Saturday, February 11, 2012

Not much to say...

We have some softness but not a crash. Inventory is building up nicely.

HAM has shown up with selective buys in West Van. The New Year buying spree has failed to materialize yet. However prices are so high and out of synch with earnings that we will need a lot more than that to get a good correction going.

In fact we would be best served by a slow correction rather than a crash. Remember the Feds have been talking tough and that could mean decreasing the amortization period increasing down-payments for CMHC insured mortgages and Not increasing the CMHC cap. Basically reversing their own foolish policies which have helped feed the frenzy.

If we have a significant slow down, then they won't do any of these, and in fact based on previous experience will probably react by jumping into the market and intervening.

After Stephen Harper's visit to China, there is zero chance of Federal tightening up of Chinese off-shore ownership of Canadian assets, however the possibility of an extradition treaty would help flush out some of the really crooked money, as have the recent deportations of a couple of embezzlers back to China to face the music.

Of course the City could come up with rules on off-shore owners and leaving property empty. The CRA could make sure that the 25% is deducted from rents and submitted to the CRA by harassing 'Agents' who are ultimately responsible if it is not deducted. However both these would quickly run up against the strong housing lobby.

That's it for now. Steady to down until March would be good to give the Feds balls to act and then a slow summer and a very soft fall, that would be the best scenario for the bears.

A 5% YOY drop by September would be very nice. 5% which was obvious to all regardless of the manipulation of the stats. With 5% under our belts and new regulations we could see a change in psychology and a more rapid correction.

Surrey - SFH . The three areas I follow 1743 listings and 187 sales over the last 30 days.

Have a great week-end.


  1. Good post. I think it is the madness in Toronto that really concerns the Feds. If guys like Garth are even half right, then TO is still in an expansion phase, much like the Lower Mainland was circa 2008. Most of Western Canada, on the other hand, appears to have crested, and in some cases, is in the midst of an all out depression.

    I think right now that the biggest risk is that a whole generation of Ontarians will be trapped with large mortgages anchored to illiquid condos. For whatever reason, people are willing to pay massive amounts for new multi-family construction, and the Big Smoke is basically Miami when it comes to condo construction---weather not so much.
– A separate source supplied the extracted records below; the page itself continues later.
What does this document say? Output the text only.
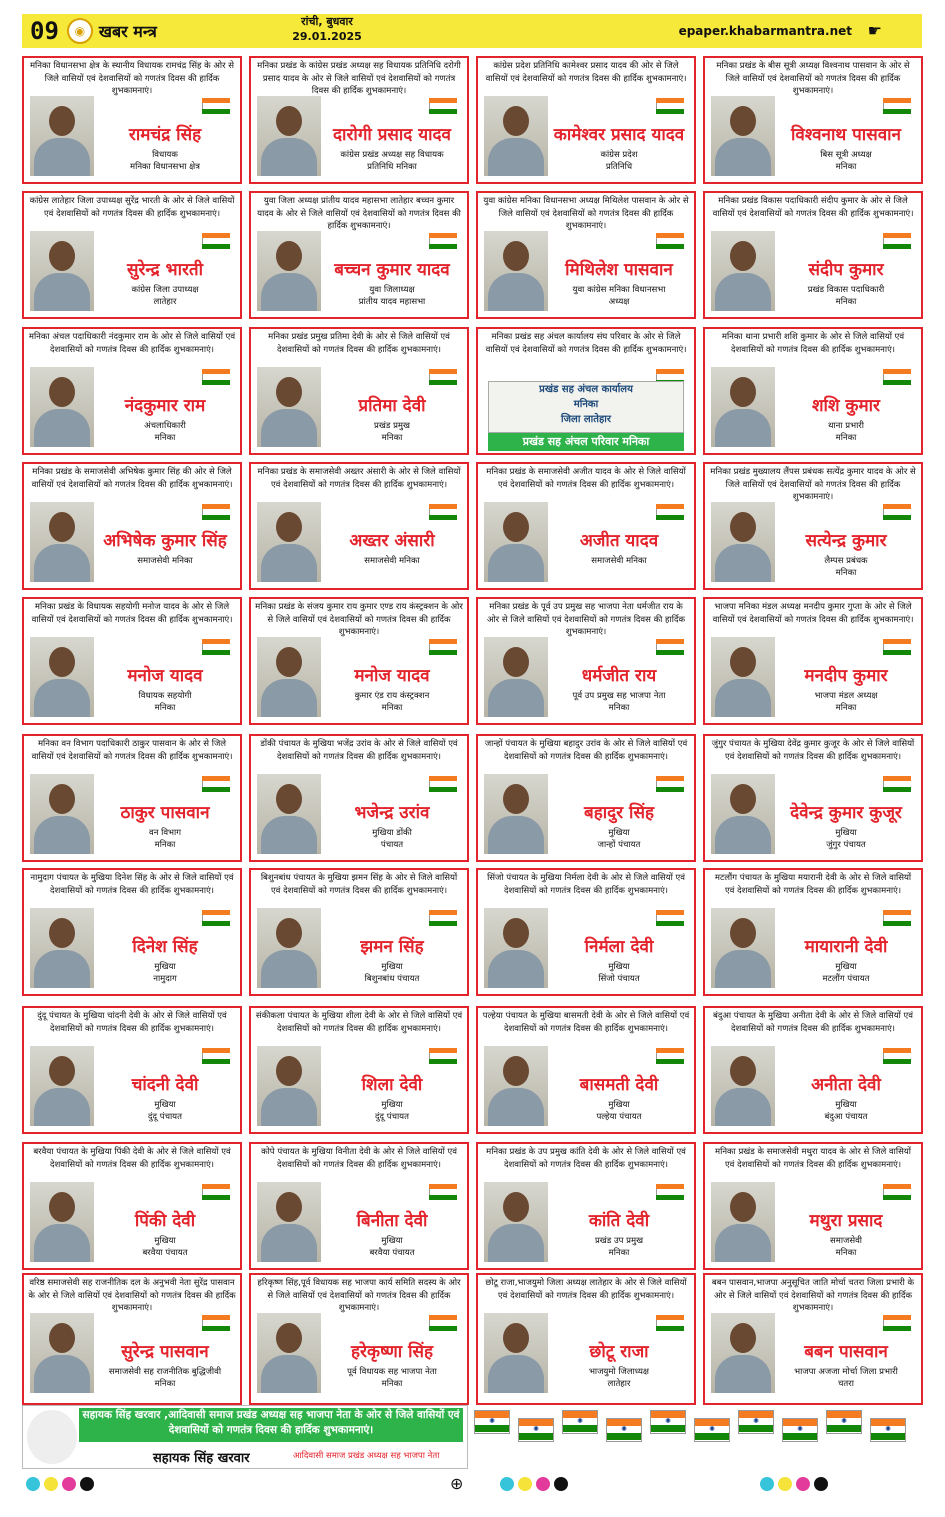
09	◉ खबर मन्त्र
रांची, बुधवार
29.01.2025	epaper.khabarmantra.net ☛
मनिका विधानसभा क्षेत्र के स्थानीय विधायक रामचंद्र सिंह के ओर से जिले वासियों एवं देशवासियों को गणतंत्र दिवस की हार्दिक शुभकामनाएं।
रामचंद्र सिंह
विधायक
मनिका विधानसभा क्षेत्र
मनिका प्रखंड के कांग्रेस प्रखंड अध्यक्ष सह विधायक प्रतिनिधि दरोगी प्रसाद यादव के ओर से जिले वासियों एवं देशवासियों को गणतंत्र दिवस की हार्दिक शुभकामनाएं।
दारोगी प्रसाद यादव
कांग्रेस प्रखंड अध्यक्ष सह विधायक
प्रतिनिधि मनिका
कांग्रेस प्रदेश प्रतिनिधि कामेश्वर प्रसाद यादव की ओर से जिले वासियों एवं देशवासियों को गणतंत्र दिवस की हार्दिक शुभकामनाएं।
कामेश्वर प्रसाद यादव
कांग्रेस प्रदेश
प्रतिनिधि
मनिका प्रखंड के बीस सूत्री अध्यक्ष विश्वनाथ पासवान के ओर से जिले वासियों एवं देशवासियों को गणतंत्र दिवस की हार्दिक शुभकामनाएं।
विश्वनाथ पासवान
बिस सूत्री अध्यक्ष
मनिका
कांग्रेस लातेहार जिला उपाध्यक्ष सुरेंद्र भारती के ओर से जिले वासियों एवं देशवासियों को गणतंत्र दिवस की हार्दिक शुभकामनाएं।
सुरेन्द्र भारती
कांग्रेस जिला उपाध्यक्ष
लातेहार
युवा जिला अध्यक्ष प्रांतीय यादव महासभा लातेहार बच्चन कुमार यादव के ओर से जिले वासियों एवं देशवासियों को गणतंत्र दिवस की हार्दिक शुभकामनाएं।
बच्चन कुमार यादव
युवा जिलाध्यक्ष
प्रांतीय यादव महासभा
युवा कांग्रेस मनिका विधानसभा अध्यक्ष मिथिलेश पासवान के ओर से जिले वासियों एवं देशवासियों को गणतंत्र दिवस की हार्दिक शुभकामनाएं।
मिथिलेश पासवान
युवा कांग्रेस मनिका विधानसभा
अध्यक्ष
मनिका प्रखंड विकास पदाधिकारी संदीप कुमार के ओर से जिले वासियों एवं देशवासियों को गणतंत्र दिवस की हार्दिक शुभकामनाएं।
संदीप कुमार
प्रखंड विकास पदाधिकारी
मनिका
मनिका अंचल पदाधिकारी नंदकुमार राम के ओर से जिले वासियों एवं देशवासियों को गणतंत्र दिवस की हार्दिक शुभकामनाएं।
नंदकुमार राम
अंचलाधिकारी
मनिका
मनिका प्रखंड प्रमुख प्रतिमा देवी के ओर से जिले वासियों एवं देशवासियों को गणतंत्र दिवस की हार्दिक शुभकामनाएं।
प्रतिमा देवी
प्रखंड प्रमुख
मनिका
मनिका प्रखंड सह अंचल कार्यालय संघ परिवार के ओर से जिले वासियों एवं देशवासियों को गणतंत्र दिवस की हार्दिक शुभकामनाएं।
प्रखंड सह अंचल कार्यालय
मनिका
जिला लातेहार
प्रखंड सह अंचल परिवार मनिका
मनिका थाना प्रभारी शशि कुमार के ओर से जिले वासियों एवं देशवासियों को गणतंत्र दिवस की हार्दिक शुभकामनाएं।
शशि कुमार
थाना प्रभारी
मनिका
मनिका प्रखंड के समाजसेवी अभिषेक कुमार सिंह की ओर से जिले वासियों एवं देशवासियों को गणतंत्र दिवस की हार्दिक शुभकामनाएं।
अभिषेक कुमार सिंह
समाजसेवी मनिका
मनिका प्रखंड के समाजसेवी अख्तर अंसारी के ओर से जिले वासियों एवं देशवासियों को गणतंत्र दिवस की हार्दिक शुभकामनाएं।
अख्तर अंसारी
समाजसेवी मनिका
मनिका प्रखंड के समाजसेवी अजीत यादव के ओर से जिले वासियों एवं देशवासियों को गणतंत्र दिवस की हार्दिक शुभकामनाएं।
अजीत यादव
समाजसेवी मनिका
मनिका प्रखंड मुख्यालय लैंपस प्रबंधक सत्येंद्र कुमार यादव के ओर से जिले वासियों एवं देशवासियों को गणतंत्र दिवस की हार्दिक शुभकामनाएं।
सत्येन्द्र कुमार
लैम्पस प्रबंधक
मनिका
मनिका प्रखंड के विधायक सहयोगी मनोज यादव के ओर से जिले वासियों एवं देशवासियों को गणतंत्र दिवस की हार्दिक शुभकामनाएं।
मनोज यादव
विधायक सहयोगी
मनिका
मनिका प्रखंड के संजय कुमार राय कुमार एण्ड राय कंस्ट्रक्शन के ओर से जिले वासियों एवं देशवासियों को गणतंत्र दिवस की हार्दिक शुभकामनाएं।
मनोज यादव
कुमार एंड राय कंस्ट्रक्शन
मनिका
मनिका प्रखंड के पूर्व उप प्रमुख सह भाजपा नेता धर्मजीत राय के ओर से जिले वासियों एवं देशवासियों को गणतंत्र दिवस की हार्दिक शुभकामनाएं।
धर्मजीत राय
पूर्व उप प्रमुख सह भाजपा नेता
मनिका
भाजपा मनिका मंडल अध्यक्ष मनदीप कुमार गुप्ता के ओर से जिले वासियों एवं देशवासियों को गणतंत्र दिवस की हार्दिक शुभकामनाएं।
मनदीप कुमार
भाजपा मंडल अध्यक्ष
मनिका
मनिका वन विभाग पदाधिकारी ठाकुर पासवान के ओर से जिले वासियों एवं देशवासियों को गणतंत्र दिवस की हार्दिक शुभकामनाएं।
ठाकुर पासवान
वन विभाग
मनिका
डोंकी पंचायत के मुखिया भजेंद्र उरांव के ओर से जिले वासियों एवं देशवासियों को गणतंत्र दिवस की हार्दिक शुभकामनाएं।
भजेन्द्र उरांव
मुखिया डोंकी
पंचायत
जान्हों पंचायत के मुखिया बहादुर उरांव के ओर से जिले वासियों एवं देशवासियों को गणतंत्र दिवस की हार्दिक शुभकामनाएं।
बहादुर सिंह
मुखिया
जान्हों पंचायत
जुंगुर पंचायत के मुखिया देवेंद्र कुमार कुजूर के ओर से जिले वासियों एवं देशवासियों को गणतंत्र दिवस की हार्दिक शुभकामनाएं।
देवेन्द्र कुमार कुजूर
मुखिया
जुंगुर पंचायत
नामुदाग पंचायत के मुखिया दिनेश सिंह के ओर से जिले वासियों एवं देशवासियों को गणतंत्र दिवस की हार्दिक शुभकामनाएं।
दिनेश सिंह
मुखिया
नामुदाग
बिशुनबांध पंचायत के मुखिया झमन सिंह के ओर से जिले वासियों एवं देशवासियों को गणतंत्र दिवस की हार्दिक शुभकामनाएं।
झमन सिंह
मुखिया
बिशुनबांध पंचायत
सिंजो पंचायत के मुखिया निर्मला देवी के ओर से जिले वासियों एवं देशवासियों को गणतंत्र दिवस की हार्दिक शुभकामनाएं।
निर्मला देवी
मुखिया
सिंजो पंचायत
मटलौंग पंचायत के मुखिया मयारानी देवी के ओर से जिले वासियों एवं देशवासियों को गणतंत्र दिवस की हार्दिक शुभकामनाएं।
मायारानी देवी
मुखिया
मटलौंग पंचायत
दुंदू पंचायत के मुखिया चांदनी देवी के ओर से जिले वासियों एवं देशवासियों को गणतंत्र दिवस की हार्दिक शुभकामनाएं।
चांदनी देवी
मुखिया
दुंदू पंचायत
संकीकला पंचायत के मुखिया शीला देवी के ओर से जिले वासियों एवं देशवासियों को गणतंत्र दिवस की हार्दिक शुभकामनाएं।
शिला देवी
मुखिया
दुंदू पंचायत
पल्हेया पंचायत के मुखिया बासमती देवी के ओर से जिले वासियों एवं देशवासियों को गणतंत्र दिवस की हार्दिक शुभकामनाएं।
बासमती देवी
मुखिया
पल्हेया पंचायत
बंदुआ पंचायत के मुखिया अनीता देवी के ओर से जिले वासियों एवं देशवासियों को गणतंत्र दिवस की हार्दिक शुभकामनाएं।
अनीता देवी
मुखिया
बंदुआ पंचायत
बरवैया पंचायत के मुखिया पिंकी देवी के ओर से जिले वासियों एवं देशवासियों को गणतंत्र दिवस की हार्दिक शुभकामनाएं।
पिंकी देवी
मुखिया
बरवैया पंचायत
कोपे पंचायत के मुखिया विनीता देवी के ओर से जिले वासियों एवं देशवासियों को गणतंत्र दिवस की हार्दिक शुभकामनाएं।
बिनीता देवी
मुखिया
बरवैया पंचायत
मनिका प्रखंड के उप प्रमुख कांति देवी के ओर से जिले वासियों एवं देशवासियों को गणतंत्र दिवस की हार्दिक शुभकामनाएं।
कांति देवी
प्रखंड उप प्रमुख
मनिका
मनिका प्रखंड के समाजसेवी मथुरा यादव के ओर से जिले वासियों एवं देशवासियों को गणतंत्र दिवस की हार्दिक शुभकामनाएं।
मथुरा प्रसाद
समाजसेवी
मनिका
वरिष्ठ समाजसेवी सह राजनीतिक दल के अनुभवी नेता सुरेंद्र पासवान के ओर से जिले वासियों एवं देशवासियों को गणतंत्र दिवस की हार्दिक शुभकामनाएं।
सुरेन्द्र पासवान
समाजसेवी सह राजनीतिक बुद्धिजीवी
मनिका
हरिकृष्ण सिंह,पूर्व विधायक सह भाजपा कार्य समिति सदस्य के ओर से जिले वासियों एवं देशवासियों को गणतंत्र दिवस की हार्दिक शुभकामनाएं।
हरेकृष्णा सिंह
पूर्व विधायक सह भाजपा नेता
मनिका
छोटू राजा,भाजयुमो जिला अध्यक्ष लातेहार के ओर से जिले वासियों एवं देशवासियों को गणतंत्र दिवस की हार्दिक शुभकामनाएं।
छोटू राजा
भाजयुमो जिलाध्यक्ष
लातेहार
बबन पासवान,भाजपा अनुसूचित जाति मोर्चा चतरा जिला प्रभारी के ओर से जिले वासियों एवं देशवासियों को गणतंत्र दिवस की हार्दिक शुभकामनाएं।
बबन पासवान
भाजपा अजजा मोर्चा जिला प्रभारी
चतरा
सहायक सिंह खरवार ,आदिवासी समाज प्रखंड अध्यक्ष सह भाजपा नेता के ओर से जिले वासियों एवं देशवासियों को गणतंत्र दिवस की हार्दिक शुभकामनाएं।
सहायक सिंह खरवार	आदिवासी समाज प्रखंड अध्यक्ष सह भाजपा नेता
✺
✺
✺
✺
✺
✺
✺
✺
✺
✺
⊕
    Even with Vancouver's double bubble post 2009, condos that are less than five years old have been a poor investment. How do you think they will preform if the entire market is in decline for the next five or so years? I can't see why things would be any different in the winter wonderland.

    It is possible that Vancouver will be the sacrificial lamb in the Feds attempt to slow down Southern Ontario. Combine that situation with China's and it may turn out that quantitative tightening in Ottawa and Beijing is what finally ends up toppling the Best Place on Earth. Real estate might be local, but monetary and fiscal policy are international.

  2. [head slap to forehead]... Nothing counts in this country until it happens in Toronto. Duh!

  3. New Bosa development at Main near 1st Ave apparently has 1/2 sold out on opening day. Word on street: Asian buyers. It never stops.

  4. Eating at a congee house last night with spouse-y... conversations all around have the words 'developer' and 'tenant' spattered throughout. Everyone who's 26 and Chinese is a player in the condo market. Yer nothin' without 2 or 6 condos under your belt.

    On another note, have a friend with a unit in Woodwards... having problems already with plumbing, water going places it shouldn't but only in areas where the warranty has already expired. They are thinking of dumping it. And because it's Vancouver, they'd be using the money to buy another place.

  5. I am beginning to really like Rosario Setticati. He is calling it what it is ...a slow down and a reprieve form the recent lunacy...long may it continue

  6. The city of Vancouver can't do shit to restrict property ownership or usage. There is neither a legal precedent, nor is there a workable enforcement mechanism.

    Aside from cracking down on tax evasion at the Federal level, the only people who have the legal authority to do anything with regards to ownership restrictions are the Provincials.

  7. "I think it is the madness in Toronto that really concerns the Feds"

    All they care about is debt levels, IMO. If prices stay high but debt levels start waning they could care less.

    But of course the problem is that Canadians are attempting to "keep up with the Wangs" and taking on large amounts of debt to do so. I think we'll soon find out how much sausage there is at the party.